Под общий смех я поднялся и попрощался с зятьями и с сестрой Боскова, которая сидела в соседней комнате. Босков проводил меня до дверей. В прихожей мне попалась еще одна кошка, черная, с какими-то необычными бело-коричневыми пятнами, завидев меня, она, нервно вздрагивая, недоверчиво прижалась в угол.
— Интересный зверь, — сказал я, натягивая пальто.
Пока мы стояли с Босковом в открытых дверях, кошка проскользнула у меня между ног в темноту.
— Это Клеопатра Властолюбивая, — объяснил Босков.
— А скажите, — спросил я с интересом, — откликаются эти твари на свои громкие имена?
— Да вообще-то не очень, — ответил Босков. — Вообще-то все они откликаются на «кис-кис».
Утром я торопился, собираясь в институт, ведь дом мой годился теперь для ночлега, и только. Пустота, царившая в нем, с каждым днем давила на меня все больше, а вчера вечером после возвращения из уютного босковского дома показалась и вовсе невыносимой. Я быстро уложил все, что мне было нужно для поездки в Тюрингию.

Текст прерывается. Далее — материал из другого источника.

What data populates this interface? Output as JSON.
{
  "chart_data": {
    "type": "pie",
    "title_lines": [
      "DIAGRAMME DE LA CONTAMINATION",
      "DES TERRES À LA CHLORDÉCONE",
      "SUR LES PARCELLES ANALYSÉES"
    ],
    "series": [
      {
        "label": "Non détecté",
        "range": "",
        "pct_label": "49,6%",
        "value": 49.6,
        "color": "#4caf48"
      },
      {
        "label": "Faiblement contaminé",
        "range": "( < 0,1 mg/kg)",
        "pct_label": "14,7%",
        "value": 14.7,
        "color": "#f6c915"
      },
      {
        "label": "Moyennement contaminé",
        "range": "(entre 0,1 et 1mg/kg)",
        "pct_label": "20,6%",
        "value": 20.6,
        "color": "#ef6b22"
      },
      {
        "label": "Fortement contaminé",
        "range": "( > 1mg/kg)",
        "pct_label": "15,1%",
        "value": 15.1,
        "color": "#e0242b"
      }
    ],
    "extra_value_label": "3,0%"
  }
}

Подходя к новому зданию, я увидел, что окна в нижнем этаже освещены. Было только семь. Интересно, на машине они начали или так и не кончили работать? По привычке, просто уже машинально, я первым делом заглянул в подвал с рентгеногониометрами. Затем, осторожно постучав, открыл дверь в комнату, где обычно отдыхала ночная смена, постель была застлана чистым бельем, но не тронута. Значит, все-таки работали! Если не расходовать силы экономно, нам просто не выдержать всего этого! Рассерженный, я поднимался по лестнице. Очутившись в узком коридоре, обнаружил, что почти во всех комнатах вычислителей горит свет.
В операторской на всех столах царил полнейший хаос, типично лемановский. В машинном зале я увидел Харру, Лемана, Мерка, Леверенца и, что было уже совсем странно в такой ранний час, самую опытную из лемановских программисток. Харра с потухшей «гаваной» в зубах пробубнил что-то себе под нос, похожее на: «А, это ты, Киппенберг…» Леман, стоявший у пульта, только на секунду поднял глаза, чтобы кивнуть мне. Он был явно измучен и зол. Его правая рука бегала по клавиатуре. Программистка уступила мне свой стул, я замотал было головой, но она вышла из комнаты вместе с Леверенцем. Придвинув стул к пульту, я в первую очередь взглянул на индикаторное поле, лампочки «Сеть» и «Готов» горели. Интересно, почему Леман так зол и подавлен. Опять, наверно, решил, что Харра к нему придирается. Возможно, дело именно в этом.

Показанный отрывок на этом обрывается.